Pubblicato il 24/05/2021

N. 04017/2021REG.PROV.COLL.

N. 00090/2020 REG.RIC.

N. 00191/2020 REG.RIC.

REPUBBLICA ITALIANA

IN NOME DEL POPOLO ITALIANO

Il Consiglio di Stato

in sede giurisdizionale (Sezione Sesta)

ha pronunciato la presente

SENTENZA

sul ricorso numero di registro generale 90 del 2020, proposto da
M B, rappresentato e difeso dagli avvocati L D, G L, con domicilio digitale come da PEC da Registri di Giustizia e domicilio eletto presso lo studio Stefano Gattamelata in Roma, via di Monte Fiore 22;

contro

N M S, rappresentato e difeso dagli avvocati A P, U F, con domicilio eletto presso lo studio A P in Roma, viale Liegi, 32;

nei confronti

Comune di Milano, non costituito in giudizio;



sul ricorso numero di registro generale 191 del 2020, proposto da
Comune di Milano, in persona del legale rappresentante pro tempore, rappresentato e difeso dagli avvocati Paola Cozzi, Giuseppe Lepore, Antonello Mandarano, Alessandra Montagnani Amendolea, con domicilio digitale come da PEC da Registri di Giustizia e domicilio eletto presso lo studio Giuseppe Lepore in Roma, via Polibio n. 15;

contro

N M S, rappresentato e difeso dagli avvocati A P, U F, con domicilio eletto presso lo studio A P in Roma, viale Liegi, 32;

nei confronti

M B, rappresentato e difeso dagli avvocati L D, G L, con domicilio digitale come da PEC da Registri di Giustizia e domicilio eletto presso lo studio Stefano Gattamelata in Roma, via di Monte Fiore 22;

per la riforma

quanto al ricorso n. 90 del 2020:

della sentenza del Tribunale Amministrativo Regionale Per La Lombardia (sezione Quarta) n. 02221/2019, resa tra le parti.

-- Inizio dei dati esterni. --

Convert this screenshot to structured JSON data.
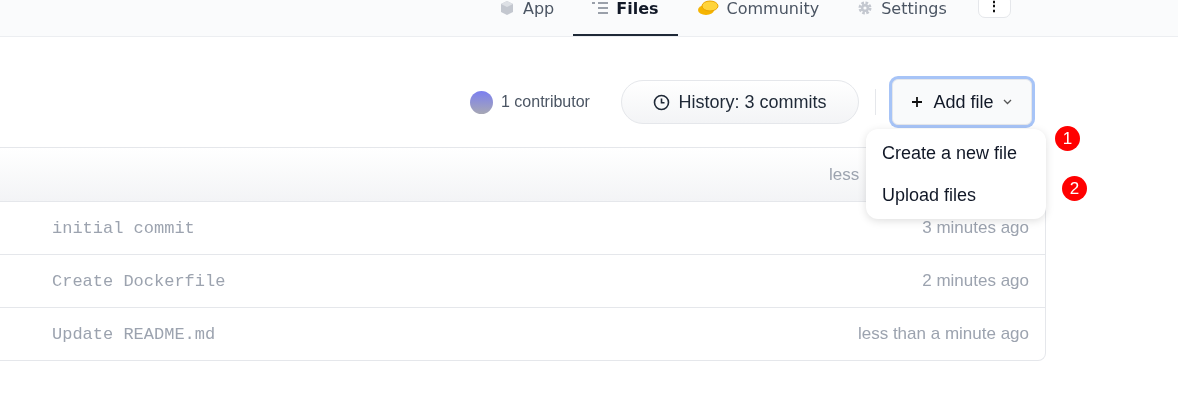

quanto al ricorso n. 191 del 2020:

della sentenza del Tribunale Amministrativo Regionale Per La Lombardia (sezione Quarta) n. 02221/2019, resa tra le parti.


Visti i ricorsi in appello e i relativi allegati;

Visto l'atto di costituzione in giudizio di N M S e di M B;

Visti tutti gli atti della causa;

Relatore nell'udienza pubblica del giorno 25 marzo 2021 il Cons. Giovanni Orsini.

L’udienza si svolge ai sensi degli artt. 4, comma 1, del Decreto Legge n. 28 del 30 aprile 2020 e 25 del Decreto Legge n. 137 del 28 ottobre 2020, attraverso videoconferenza con l’utilizzo di piattaforma “Microsoft Teams” come previsto della circolare n. 6305 del 13 marzo 2020 del Segretario Generale della Giustizia Amministrativa.


FATTO e DIRITTO

1. Il Sig. M S, odierna parte appellata, impugnava, in qualità di controinteressato, il permesso di costruire in sanatoria rilasciato dal Comune di Milano ai sensi dell’art. 32 d.l. n. 269/2003 nonché ai sensi dell’art. 2 della L.R. Lombardia n. 31/2004 in favore del Sig. B.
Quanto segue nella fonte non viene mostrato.